Stuck on I-80 With No Map and No Clue |
Sometimes I’m not sure the synapses are working in the old
noggin.
Heading up to the mountains this past weekend along with
499,999 of the other folks in cars from the Bay Area who were also “sneaking
out early on a Friday” – we got stuck.
Always Prepared, was once my motto. And back in the old days
before these hand held gizmos that have completely changed my life on a basic level
around the house, but also with adventure travel and Apps for just about
anything for the outdoors just short of turning into a Swiss Army Knife
(where’s the retractable spoon on my iPhone???) – I used to plan the route
ahead, be organized, think things through, have the alien, Reynolds Wrap
looking space blanket packed “just in case.” As an outdoorsman, you were
seriously: Always Prepared.
Now I just look at my co-pilot in the car and say – can you
Google the next gas station/forest service road/where are we/how long do we
have left/what’s our elevation/how far have we gone/ can you find the blue dot/
where’s the closest In & Out Burger for some fries and a water bottle refill???
All of this while we are already driving.

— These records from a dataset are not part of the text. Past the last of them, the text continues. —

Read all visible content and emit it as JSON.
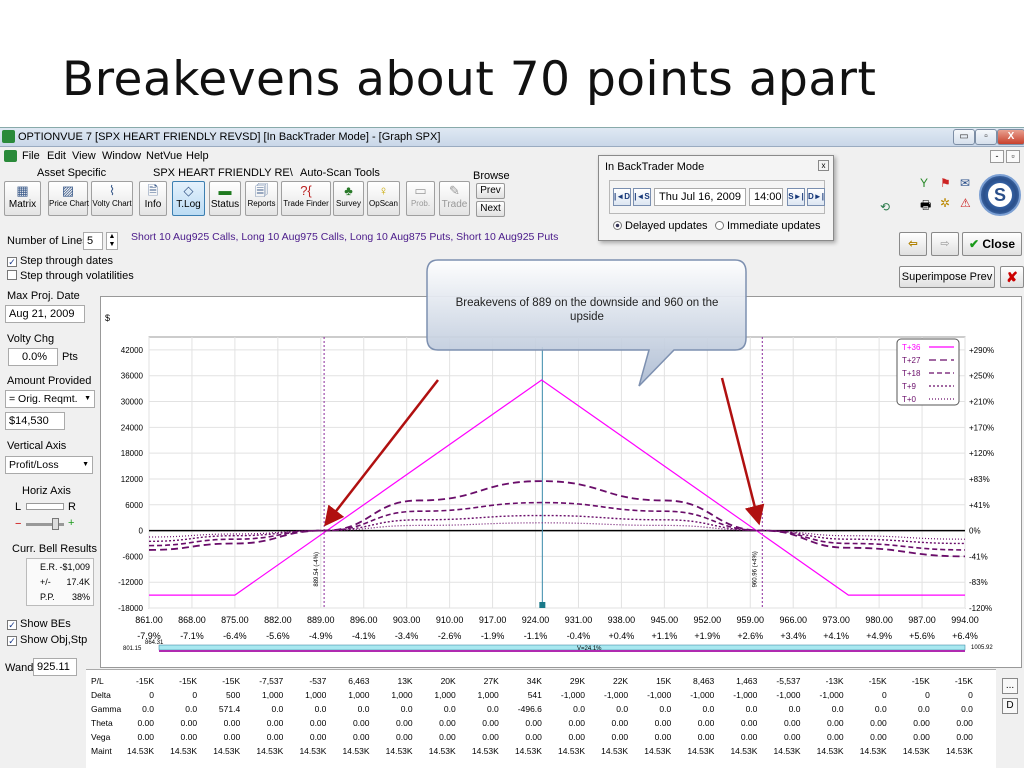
{
  "slide_title": "Breakevens about 70 points apart",
  "window": {
    "title": "OPTIONVUE 7  [SPX HEART FRIENDLY REVSD]  [In BackTrader Mode] - [Graph SPX]",
    "min_label": "▭",
    "max_label": "▫",
    "close_label": "X"
  },
  "menu": [
    "File",
    "Edit",
    "View",
    "Window",
    "NetVue",
    "Help"
  ],
  "mdi_buttons": [
    "-",
    "▫"
  ],
  "toolbar": {
    "asset_label": "Asset Specific",
    "strategy_label": "SPX HEART FRIENDLY RE\\",
    "autoscan_label": "Auto-Scan Tools",
    "browse_label": "Browse",
    "buttons": {
      "matrix": "Matrix",
      "price_chart": "Price Chart",
      "volty_chart": "Volty Chart",
      "info": "Info",
      "tlog": "T.Log",
      "status": "Status",
      "reports": "Reports",
      "trade_finder": "Trade Finder",
      "survey": "Survey",
      "opscan": "OpScan",
      "prob": "Prob.",
      "trade": "Trade"
    },
    "prev": "Prev",
    "next": "Next"
  },
  "backtrader": {
    "title": "In BackTrader Mode",
    "close": "x",
    "date": "Thu Jul 16, 2009",
    "time": "14:00",
    "nav": [
      "|◄D",
      "|◄S",
      "S►|",
      "D►|"
    ],
    "delayed": "Delayed updates",
    "immediate": "Immediate updates"
  },
  "strategy_text": "Short 10 Aug925 Calls, Long 10 Aug975 Calls, Long 10 Aug875 Puts, Short 10 Aug925 Puts",
  "actions": {
    "close": "Close",
    "superimpose": "Superimpose Prev",
    "cancel": "✘"
  },
  "left_panel": {
    "num_lines_label": "Number of Lines",
    "num_lines": "5",
    "step_dates": "Step through dates",
    "step_vols": "Step through volatilities",
    "max_proj_label": "Max Proj. Date",
    "max_proj": "Aug 21, 2009",
    "volty_label": "Volty Chg",
    "volty": "0.0%",
    "volty_unit": "Pts",
    "amount_label": "Amount Provided",
    "amount_select": "= Orig. Reqmt.",
    "amount_value": "$14,530",
    "vaxis_label": "Vertical Axis",
    "vaxis_select": "Profit/Loss",
    "haxis_label": "Horiz Axis",
    "haxis_l": "L",
    "haxis_r": "R",
    "minus": "−",
    "plus": "+",
    "bell_label": "Curr. Bell Results",
    "bell": [
      {
        "k": "E.R.",
        "v": "-$1,009"
      },
      {
        "k": "+/-",
        "v": "17.4K"
      },
      {
        "k": "P.P.",
        "v": "38%"
      }
    ],
    "show_bes": "Show BEs",
    "show_obj": "Show Obj,Stp",
    "wand_label": "Wand",
    "wand": "925.11"
  },
  "callout": {
    "text": "Breakevens of 889 on the downside and 960 on the upside"
  },
  "colors": {
    "expiry_line": "#ff00ff",
    "dashed_line": "#6a0d6a",
    "arrow": "#b01010"
  },
  "chart_data": {
    "type": "line",
    "currency_label": "$",
    "x_ticks": [
      "861.00",
      "868.00",
      "875.00",
      "882.00",
      "889.00",
      "896.00",
      "903.00",
      "910.00",
      "917.00",
      "924.00",
      "931.00",
      "938.00",
      "945.00",
      "952.00",
      "959.00",
      "966.00",
      "973.00",
      "980.00",
      "987.00",
      "994.00"
    ],
    "x_pct": [
      "-7.9%",
      "-7.1%",
      "-6.4%",
      "-5.6%",
      "-4.9%",
      "-4.1%",
      "-3.4%",
      "-2.6%",
      "-1.9%",
      "-1.1%",
      "-0.4%",
      "+0.4%",
      "+1.1%",
      "+1.9%",
      "+2.6%",
      "+3.4%",
      "+4.1%",
      "+4.9%",
      "+5.6%",
      "+6.4%"
    ],
    "xlim": [
      861,
      994
    ],
    "y_ticks": [
      "42000",
      "36000",
      "30000",
      "24000",
      "18000",
      "12000",
      "6000",
      "0",
      "-6000",
      "-12000",
      "-18000"
    ],
    "ylim": [
      -18000,
      45000
    ],
    "y_pct": [
      "+290%",
      "+250%",
      "+210%",
      "+170%",
      "+120%",
      "+83%",
      "+41%",
      "0%",
      "-41%",
      "-83%",
      "-120%"
    ],
    "breakevens": [
      {
        "x": 889.54,
        "label": "889.54 (-4%)"
      },
      {
        "x": 960.96,
        "label": "960.96 (+4%)"
      }
    ],
    "current_price": 925.11,
    "legend": [
      {
        "name": "T+36"
      },
      {
        "name": "T+27"
      },
      {
        "name": "T+18"
      },
      {
        "name": "T+9"
      },
      {
        "name": "T+0"
      }
    ],
    "series": [
      {
        "name": "T+36",
        "x": [
          861,
          875,
          925,
          975,
          994
        ],
        "values": [
          -15000,
          -15000,
          35000,
          -15000,
          -15000
        ]
      },
      {
        "name": "T+27",
        "x": [
          861,
          875,
          889.5,
          905,
          925,
          945,
          960.96,
          975,
          994
        ],
        "values": [
          -4500,
          -3000,
          0,
          7000,
          11500,
          7000,
          0,
          -4000,
          -6000
        ]
      },
      {
        "name": "T+18",
        "x": [
          861,
          875,
          889.5,
          905,
          925,
          945,
          960.96,
          975,
          994
        ],
        "values": [
          -3500,
          -2000,
          0,
          4500,
          6500,
          4500,
          0,
          -3000,
          -4500
        ]
      },
      {
        "name": "T+9",
        "x": [
          861,
          875,
          889.5,
          905,
          925,
          945,
          960.96,
          975,
          994
        ],
        "values": [
          -2500,
          -1200,
          0,
          2500,
          3500,
          2500,
          0,
          -2000,
          -3000
        ]
      },
      {
        "name": "T+0",
        "x": [
          861,
          875,
          889.5,
          905,
          925,
          945,
          960.96,
          975,
          994
        ],
        "values": [
          -1500,
          -800,
          0,
          1200,
          1800,
          1200,
          0,
          -1200,
          -2000
        ]
      }
    ],
    "bell_left": "801.15",
    "bell_left2": "864.31",
    "bell_center": "V=24.1%",
    "bell_right": "1005.92"
  },
  "greeks": {
    "labels": [
      "P/L",
      "Delta",
      "Gamma",
      "Theta",
      "Vega",
      "Maint"
    ],
    "rows": [
      [
        "-15K",
        "-15K",
        "-15K",
        "-7,537",
        "-537",
        "6,463",
        "13K",
        "20K",
        "27K",
        "34K",
        "29K",
        "22K",
        "15K",
        "8,463",
        "1,463",
        "-5,537",
        "-13K",
        "-15K",
        "-15K",
        "-15K"
      ],
      [
        "0",
        "0",
        "500",
        "1,000",
        "1,000",
        "1,000",
        "1,000",
        "1,000",
        "1,000",
        "541",
        "-1,000",
        "-1,000",
        "-1,000",
        "-1,000",
        "-1,000",
        "-1,000",
        "-1,000",
        "0",
        "0",
        "0"
      ],
      [
        "0.0",
        "0.0",
        "571.4",
        "0.0",
        "0.0",
        "0.0",
        "0.0",
        "0.0",
        "0.0",
        "-496.6",
        "0.0",
        "0.0",
        "0.0",
        "0.0",
        "0.0",
        "0.0",
        "0.0",
        "0.0",
        "0.0",
        "0.0"
      ],
      [
        "0.00",
        "0.00",
        "0.00",
        "0.00",
        "0.00",
        "0.00",
        "0.00",
        "0.00",
        "0.00",
        "0.00",
        "0.00",
        "0.00",
        "0.00",
        "0.00",
        "0.00",
        "0.00",
        "0.00",
        "0.00",
        "0.00",
        "0.00"
      ],
      [
        "0.00",
        "0.00",
        "0.00",
        "0.00",
        "0.00",
        "0.00",
        "0.00",
        "0.00",
        "0.00",
        "0.00",
        "0.00",
        "0.00",
        "0.00",
        "0.00",
        "0.00",
        "0.00",
        "0.00",
        "0.00",
        "0.00",
        "0.00"
      ],
      [
        "14.53K",
        "14.53K",
        "14.53K",
        "14.53K",
        "14.53K",
        "14.53K",
        "14.53K",
        "14.53K",
        "14.53K",
        "14.53K",
        "14.53K",
        "14.53K",
        "14.53K",
        "14.53K",
        "14.53K",
        "14.53K",
        "14.53K",
        "14.53K",
        "14.53K",
        "14.53K"
      ]
    ],
    "side_buttons": [
      "...",
      "D"
    ]
  }
}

Because the horror of getting stuck
unprepared is less horrifying – everything is just a beep-boop-beep of a few
finger presses on the phone away – information available instantly, where,
before, it was a wide-open chasm of the unknown.
So on Friday, when 499,999 of our new BFF-cars on the road
and we all got stand-still stuck for three hours on Interstate 80 heading up
into the mountains of Lake Tahoe due to a massive, action-movie worthy overturn
of a Cement Truck, we all turned to our phones. And, our phones, in turn,
turned into worthless bricks of colorful plastic. No cell phone service
available… just endless, heart-tugging “searching…. searching…” going on. And,
therefore, no map.
Stuck on I-80, somewhere between the Donner Dinner Party and
The Last Exit Before Nowhere, we couldn’t look on a map to: a) see where we
actually were, or b) come up with a Plan B – escape routes off the highway,
alternate routes from 80 to our destination, turn-around loops if worse came to
worse. My smart phone had rendered me a total, complete, reliant, unprepared
dumb-dumb, stuck in a possibly dangerous situation.
Luckily, as I’ve been mentioning, we were with 499,999 other
friends/cars stuck in the same situation. Some more prepared than we were. And
they nicely shared their paper-maps and prepared-information.
But lesson learned, my friends. Next time I’m going retro
and turning the lazy (and lost?) -man’s gizmo to Off and bringing a tree full
of mappage… just like the good old days.